Sentíamos mejor la patria cuando en nuestras plazas de la capital, cuando en la de Bolívar de piedra y de bronces, acentos venidos de Antioquia o de la costa de Nariño de Boyacá o de Santander, nos mostraban en toda su anchura la grandeza colombiana. Y siempre allí, Gabriel Turbay surgía como en más gallardo y decidido.
¿Se da cuenta quien tenga sangre, huesos y alma, se da cuenta quien haya respirado desde niño el aire de unas montañas que son suyas, se da cuenta quien haya sentido, al andar por las calles de la capital, que todo eso le es propio, de lo que significa ver que de repente un descubridor falaz arme a todas las gentes y devuelva como extranjero a quien tuvo por suyas esa tierra, ese aire, esas montañas, esas calles, esa luz, esa plaza, ese teatro de su vida?

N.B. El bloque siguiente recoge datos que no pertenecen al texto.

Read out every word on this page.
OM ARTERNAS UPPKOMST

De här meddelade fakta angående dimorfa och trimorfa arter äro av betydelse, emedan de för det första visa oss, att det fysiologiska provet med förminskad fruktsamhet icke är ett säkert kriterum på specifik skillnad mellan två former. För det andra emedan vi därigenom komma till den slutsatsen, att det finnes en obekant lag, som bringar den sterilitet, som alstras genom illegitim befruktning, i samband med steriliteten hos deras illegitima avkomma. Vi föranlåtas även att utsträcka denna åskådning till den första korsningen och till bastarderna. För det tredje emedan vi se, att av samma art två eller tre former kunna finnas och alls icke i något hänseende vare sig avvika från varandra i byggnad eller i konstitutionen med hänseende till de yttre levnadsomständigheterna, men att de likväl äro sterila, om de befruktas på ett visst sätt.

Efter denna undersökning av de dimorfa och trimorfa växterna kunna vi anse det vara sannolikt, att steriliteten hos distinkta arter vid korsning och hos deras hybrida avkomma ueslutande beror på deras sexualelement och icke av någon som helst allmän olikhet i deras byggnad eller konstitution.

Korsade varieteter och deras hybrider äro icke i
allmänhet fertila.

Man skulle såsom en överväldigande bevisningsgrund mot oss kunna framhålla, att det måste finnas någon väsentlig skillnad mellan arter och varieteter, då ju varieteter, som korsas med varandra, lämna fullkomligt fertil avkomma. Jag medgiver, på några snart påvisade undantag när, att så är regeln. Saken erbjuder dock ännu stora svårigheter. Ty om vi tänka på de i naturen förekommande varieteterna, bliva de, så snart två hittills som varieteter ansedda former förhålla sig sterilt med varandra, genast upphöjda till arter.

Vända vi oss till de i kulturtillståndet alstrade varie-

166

Técnicamente no sé lo que haya de decirse sobre la muerte de Gabriel Turbay. Para mí ha sido una consecuencia natural en el hombre a quien se le viene encima la ingratitud a lodo y piedra. Se le quitó la tierra en la que se apoyaba, el árbol que le daba sombra, el agua que apagaba su sed.
Yo lo vi en París y lo vi en Florencia no hace muchos meses. Se mostraba más sereno, más recio, más afirmativo que nunca, apasionado como siempre, pero mirando hacia adelante, como si todo lo pasado no fuese sino un episodio que él había sorteado con gracia de limpio deportista. Le oí referir, sonriente, como si fuese un cronista describiendo una escena pintoresca, aquella tarde en que las piedras estuvieron muy cerca de vaciarle los ojos. Como espectáculo humano, como tipo de valor y de grandeza de espíritu, habrá que escribir alguna vez la biografía de Turbay para presentar a un personaje extraordinario, digno de la mejor literatura.
Pero es obvio que esa demostración del hombre que se sobrepone a un drama tan profundo como el suyo, no era sino un telón desplegado sobre la verdad íntima. Turbay estaba herido de muerte. Que esto pese en la conciencia de los responsables.
Al leer la noticia de que su corazón se ha detenido en la sombra, en precipitada catarata de imágenes se me ofrecen ahora mil escenas de su vida, en que veo muy de cerca del suyo los rostros de cuantos forman la estampa de mi generación.
Si al menos esta muerte suya sirviera para lección de quienes arman el brazo de las gentes colombianas con guijarros de ingratitud, habría prestado Gabriel el último y muy valioso servicio a su tierra y al viejo partido liberal.